Your Business In One Picture
When describing your business to a stranger – a customer, a supplier or potential business partner – how do you help your listener to truly get it?
The challenge, like with sales calls or business networking introductions, is that it’s easy to launch into explanations that bore the listener with details. That’s far from the ideal conversation where speaking and listening are shared, not one-way traffic, and where both sides feel understood.
It takes time and skill to craft an opening sentence or two that gets your listener engaged. So what’s the best way to figure out what information matters?
The enterprise context model (ECM) can be a time-saving technique to literally draw a picture of who and what matters to your business. At its core, the ECM is a simple black box of your business that shows the key stakeholders that interact with it.
It’s a tool every good business analyst (BA) will know. And because every good entrepreneur is also at least conversant with key BA techniques, this should be a standard tool in every business owner’s toolbox.
So why don’t more entrepreneurs use it? Anecdotally, I think most people just don’t know about it. It’s not something I’ve seen in management textbooks or online literature for entrepreneurs. Also, it’s a simple-looking model, so maybe its apparent lack of sophistication is a turn-off?
The thing is, the ECM has immense power in its simplicity and its variety of applications. You can use it to design a new venture or product, review your business strategy, rapidly onboard new hires, or identify the best angle to open a sales call.
Here’s how it works in a nutshell:
The easiest way to start is to think of a simple linear process model of inputs, throughputs and outputs. Your business is the “throughputs” part, which we show as a “black box”.
On the left, we show key sources of inputs and on the right are the targets of our outputs. This picture already tells us a lot. For starters, it directly illlustrates where your business fits in its industry value chain.
Add to this your collaboration and accountability stakeholders below and above the enterprise box. Collaborators are vital in supporting or even outsourcing key processes, while accountability stakeholders are people we need to satisfy for governance, social or economic drivers.
If you start with my template illustrated above, you’d obviously replace each yellow stakeholder box with names of specific players, like suppliers or distribution channels, or at least aggregate each type of stakeholder. You may also want to label each arrow with the specific things that flow into and out of the business.
And that’s it. Plain and simple.
Actually, I lie.
The purpose of the ECM is not merely the output of having a picture. I’ve found time and again that the greatest feature of the diagram is not the diagram, but the conversation in developing it. The process is both conflict-rich and unifying in getting your team on the same page – literally!
And we’re only scratching the surface of the ECM’s applications.
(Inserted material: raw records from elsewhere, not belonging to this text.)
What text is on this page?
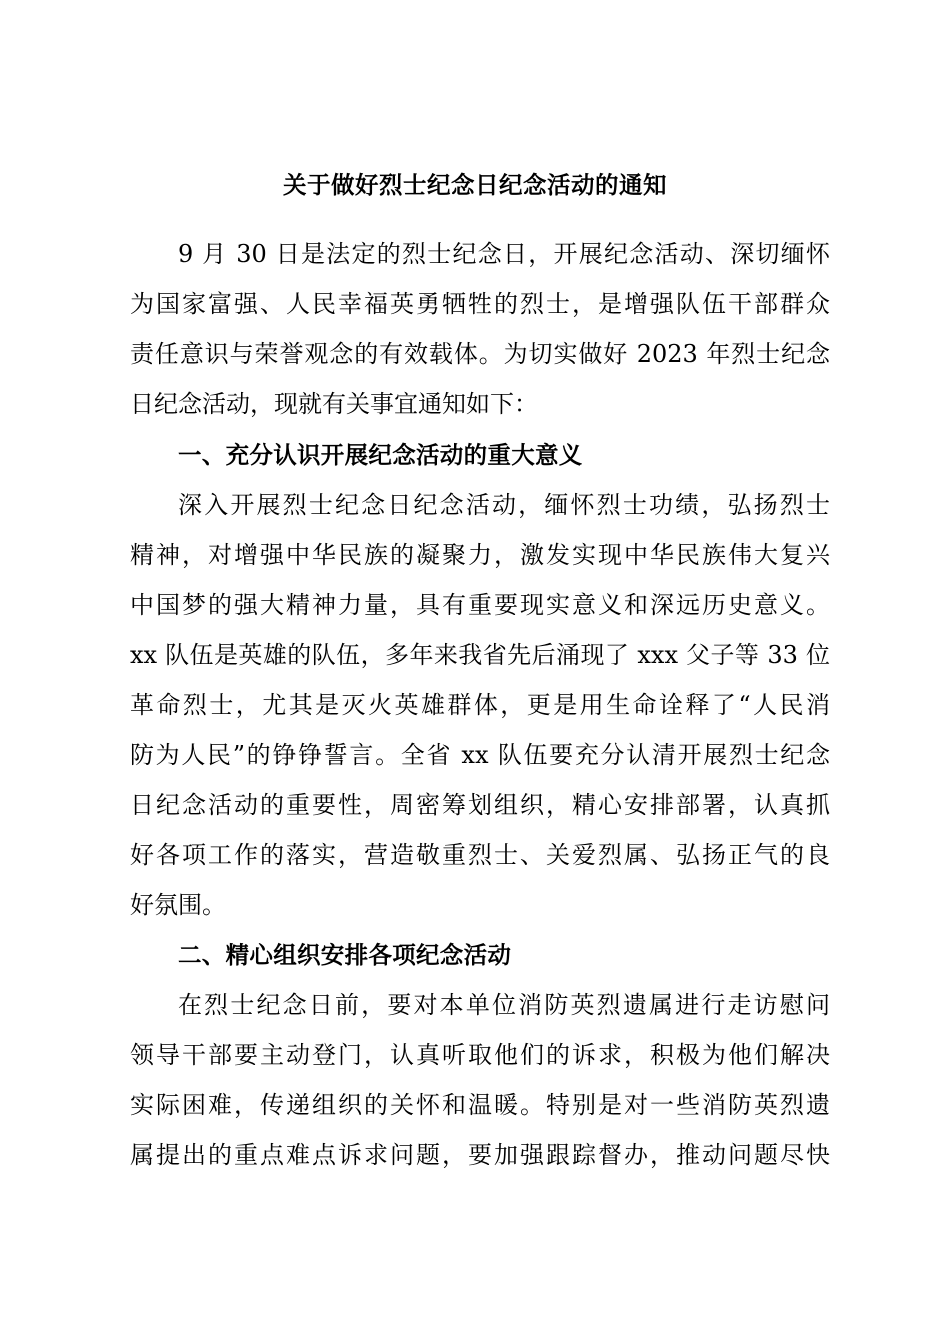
关于做好烈士纪念日纪念活动的通知
9 月 30 日是法定的烈士纪念日，开展纪念活动、深切缅怀
为国家富强、人民幸福英勇牺牲的烈士，是增强队伍干部群众
责任意识与荣誉观念的有效载体。为切实做好 2023 年烈士纪念
日纪念活动，现就有关事宜通知如下：
一、充分认识开展纪念活动的重大意义
深入开展烈士纪念日纪念活动，缅怀烈士功绩，弘扬烈士
精神，对增强中华民族的凝聚力，激发实现中华民族伟大复兴
中国梦的强大精神力量，具有重要现实意义和深远历史意义。
xx 队伍是英雄的队伍，多年来我省先后涌现了 xxx 父子等 33 位
革命烈士，尤其是灭火英雄群体，更是用生命诠释了“人民消
防为人民”的铮铮誓言。全省 xx 队伍要充分认清开展烈士纪念
日纪念活动的重要性，周密筹划组织，精心安排部署，认真抓
好各项工作的落实，营造敬重烈士、关爱烈属、弘扬正气的良
好氛围。
二、精心组织安排各项纪念活动
在烈士纪念日前，要对本单位消防英烈遗属进行走访慰问
领导干部要主动登门，认真听取他们的诉求，积极为他们解决
实际困难，传递组织的关怀和温暖。特别是对一些消防英烈遗
属提出的重点难点诉求问题，要加强跟踪督办，推动问题尽快
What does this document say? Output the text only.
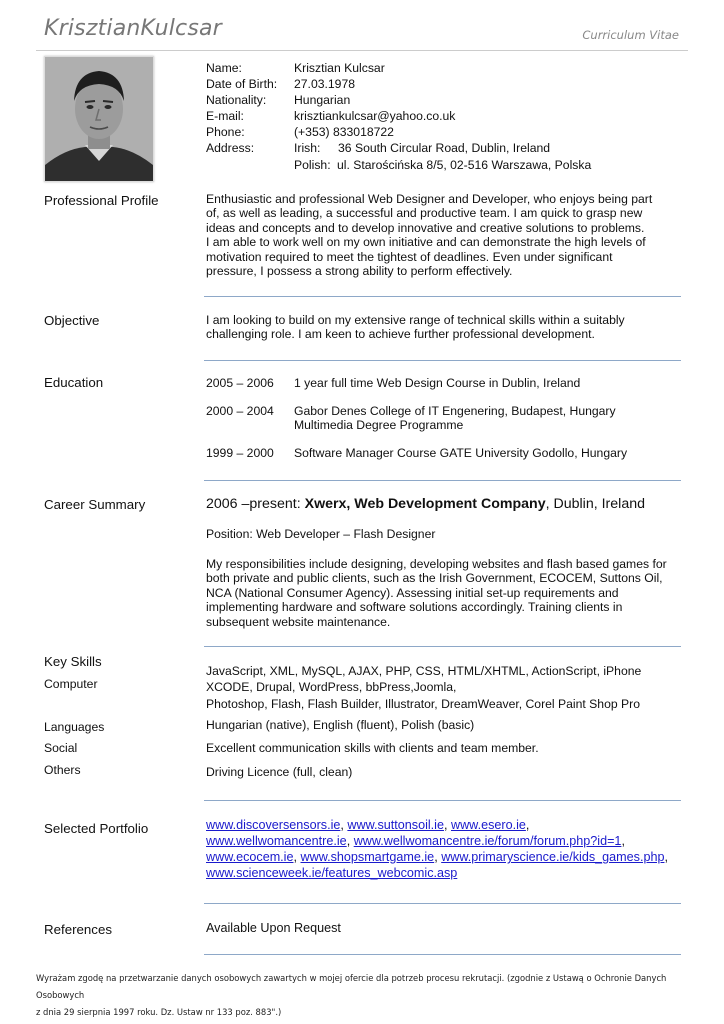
KrisztianKulcsar	Curriculum Vitae
Name:	Krisztian Kulcsar
Date of Birth: 27.03.1978
Nationality: Hungarian
E-mail:	krisztiankulcsar@yahoo.co.uk
Phone:	(+353) 833018722
Address:	Irish: 36 South Circular Road, Dublin, Ireland
Polish: ul. Starościńska 8/5, 02-516 Warszawa, Polska
Professional Profile	Enthusiastic and professional Web Designer and Developer, who enjoys being part
of, as well as leading, a successful and productive team. I am quick to grasp new
ideas and concepts and to develop innovative and creative solutions to problems.
I am able to work well on my own initiative and can demonstrate the high levels of
motivation required to meet the tightest of deadlines. Even under significant
pressure, I possess a strong ability to perform effectively.
Objective	I am looking to build on my extensive range of technical skills within a suitably
challenging role. I am keen to achieve further professional development.
Education	2005 – 2006 1 year full time Web Design Course in Dublin, Ireland
2000 – 2004 Gabor Denes College of IT Engenering, Budapest, Hungary
Multimedia Degree Programme
1999 – 2000 Software Manager Course GATE University Godollo, Hungary
Career Summary	2006 –present: Xwerx, Web Development Company, Dublin, Ireland
Position: Web Developer – Flash Designer
My responsibilities include designing, developing websites and flash based games for
both private and public clients, such as the Irish Government, ECOCEM, Suttons Oil,
NCA (National Consumer Agency). Assessing initial set-up requirements and
implementing hardware and software solutions accordingly. Training clients in
subsequent website maintenance.
Key Skills
Computer
JavaScript, XML, MySQL, AJAX, PHP, CSS, HTML/XHTML, ActionScript, iPhone
XCODE, Drupal, WordPress, bbPress,Joomla,
Photoshop, Flash, Flash Builder, Illustrator, DreamWeaver, Corel Paint Shop Pro
Languages	Hungarian (native), English (fluent), Polish (basic)
Social	Excellent communication skills with clients and team member.
Others	Driving Licence (full, clean)
Selected Portfolio	www.discoversensors.ie, www.suttonsoil.ie, www.esero.ie,
www.wellwomancentre.ie, www.wellwomancentre.ie/forum/forum.php?id=1,
www.ecocem.ie, www.shopsmartgame.ie, www.primaryscience.ie/kids_games.php,
www.scienceweek.ie/features_webcomic.asp
References	Available Upon Request
Wyrażam zgodę na przetwarzanie danych osobowych zawartych w mojej ofercie dla potrzeb procesu rekrutacji. (zgodnie z Ustawą o Ochronie Danych Osobowych
z dnia 29 sierpnia 1997 roku. Dz. Ustaw nr 133 poz. 883".)
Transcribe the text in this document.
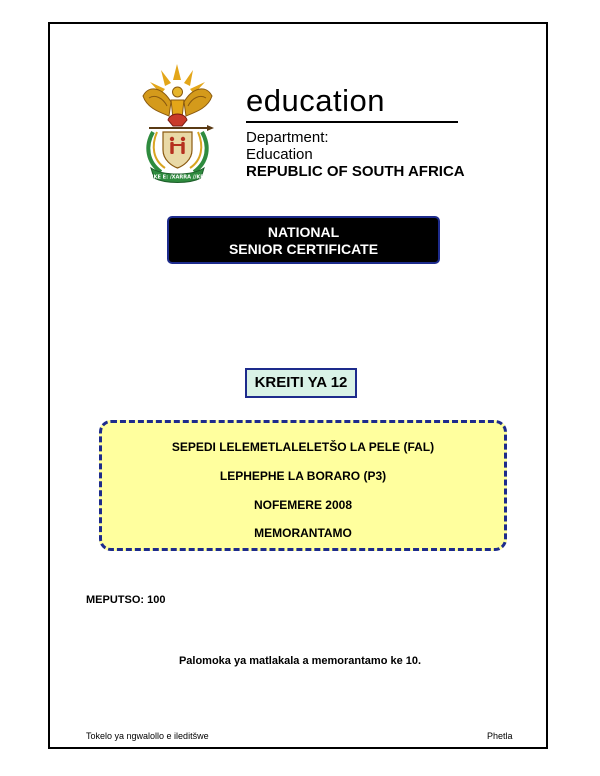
!KE E: /XARRA //KE
education
Department:
Education
REPUBLIC OF SOUTH AFRICA
NATIONAL
SENIOR CERTIFICATE
KREITI YA 12
SEPEDI LELEMETLALELETŠO LA PELE (FAL)
LEPHEPHE LA BORARO (P3)
NOFEMERE 2008
MEMORANTAMO
MEPUTSO: 100
Palomoka ya matlakala a memorantamo ke 10.
Tokelo ya ngwalollo e ileditšwe	Phetla
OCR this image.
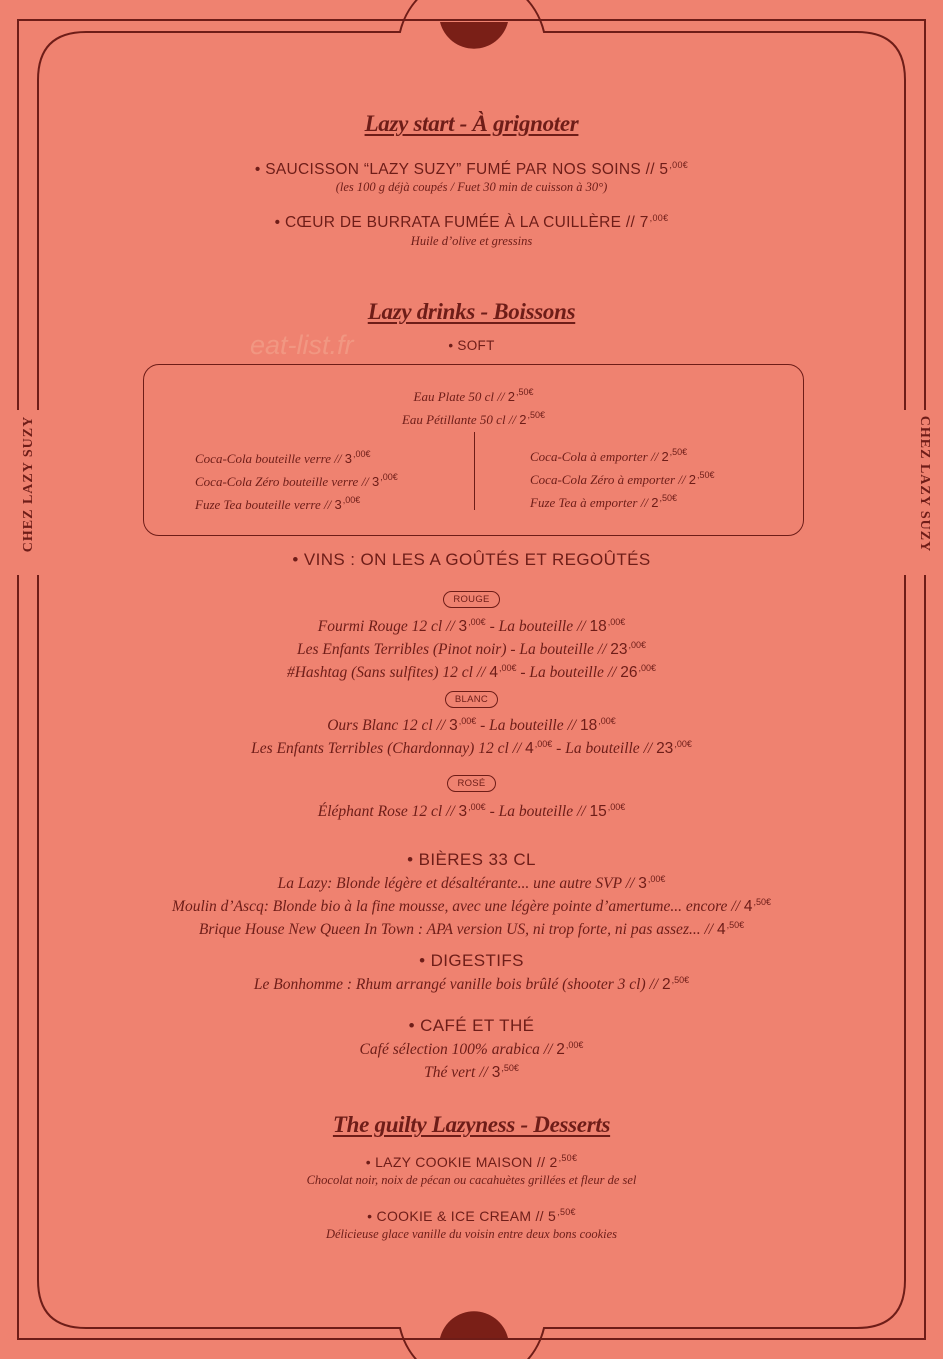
CHEZ LAZY SUZY	CHEZ LAZY SUZY
eat-list.fr
Lazy start - À grignoter
• SAUCISSON “LAZY SUZY” FUMÉ PAR NOS SOINS // $5^{,00€}$
(les 100 g déjà coupés / Fuet 30 min de cuisson à 30°)
• CŒUR DE BURRATA FUMÉE À LA CUILLÈRE // $7^{,00€}$
Huile d’olive et gressins
Lazy drinks - Boissons
• SOFT
Eau Plate 50 cl // $2^{,50€}$
Eau Pétillante 50 cl // $2^{,50€}$
Coca-Cola bouteille verre // $3^{,00€}$
Coca-Cola Zéro bouteille verre // $3^{,00€}$
Fuze Tea bouteille verre // $3^{,00€}$
Coca-Cola à emporter // $2^{,50€}$
Coca-Cola Zéro à emporter // $2^{,50€}$
Fuze Tea à emporter // $2^{,50€}$
• VINS : ON LES A GOÛTÉS ET REGOÛTÉS
ROUGE
Fourmi Rouge 12 cl // $3^{,00€}$ - La bouteille // $18^{,00€}$
Les Enfants Terribles (Pinot noir) - La bouteille // $23^{,00€}$
#Hashtag (Sans sulfites) 12 cl // $4^{,00€}$ - La bouteille // $26^{,00€}$
BLANC
Ours Blanc 12 cl // $3^{,00€}$ - La bouteille // $18^{,00€}$
Les Enfants Terribles (Chardonnay) 12 cl // $4^{,00€}$ - La bouteille // $23^{,00€}$
ROSÉ
Éléphant Rose 12 cl // $3^{,00€}$ - La bouteille // $15^{,00€}$
• BIÈRES 33 CL
La Lazy: Blonde légère et désaltérante... une autre SVP // $3^{,00€}$
Moulin d’Ascq: Blonde bio à la fine mousse, avec une légère pointe d’amertume... encore // $4^{,50€}$
Brique House New Queen In Town : APA version US, ni trop forte, ni pas assez... // $4^{,50€}$
• DIGESTIFS
Le Bonhomme : Rhum arrangé vanille bois brûlé (shooter 3 $cl) // 2^{,50€}$
• CAFÉ ET THÉ
Café sélection 100% arabica // $2^{,00€}$
Thé vert // $3^{,50€}$
The guilty Lazyness - Desserts
• LAZY COOKIE MAISON // $2^{,50€}$
Chocolat noir, noix de pécan ou cacahuètes grillées et fleur de sel
• COOKIE & ICE CREAM // $5^{,50€}$
Délicieuse glace vanille du voisin entre deux bons cookies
You can integrate it with other business models, like the value chain, process models, capability maps, or the business model canvas. You can use it to strategically surface interaction weaknesses to overcome departmental silos or business-versus-technology barriers.
But even with its most basic use, you’ll have a plethora of angles and stories about your business.
Most importantly, the enterprise context model will help you clarify who your key stakeholders are so you can tell each stakeholder just the right story about your business – the story that matters to them.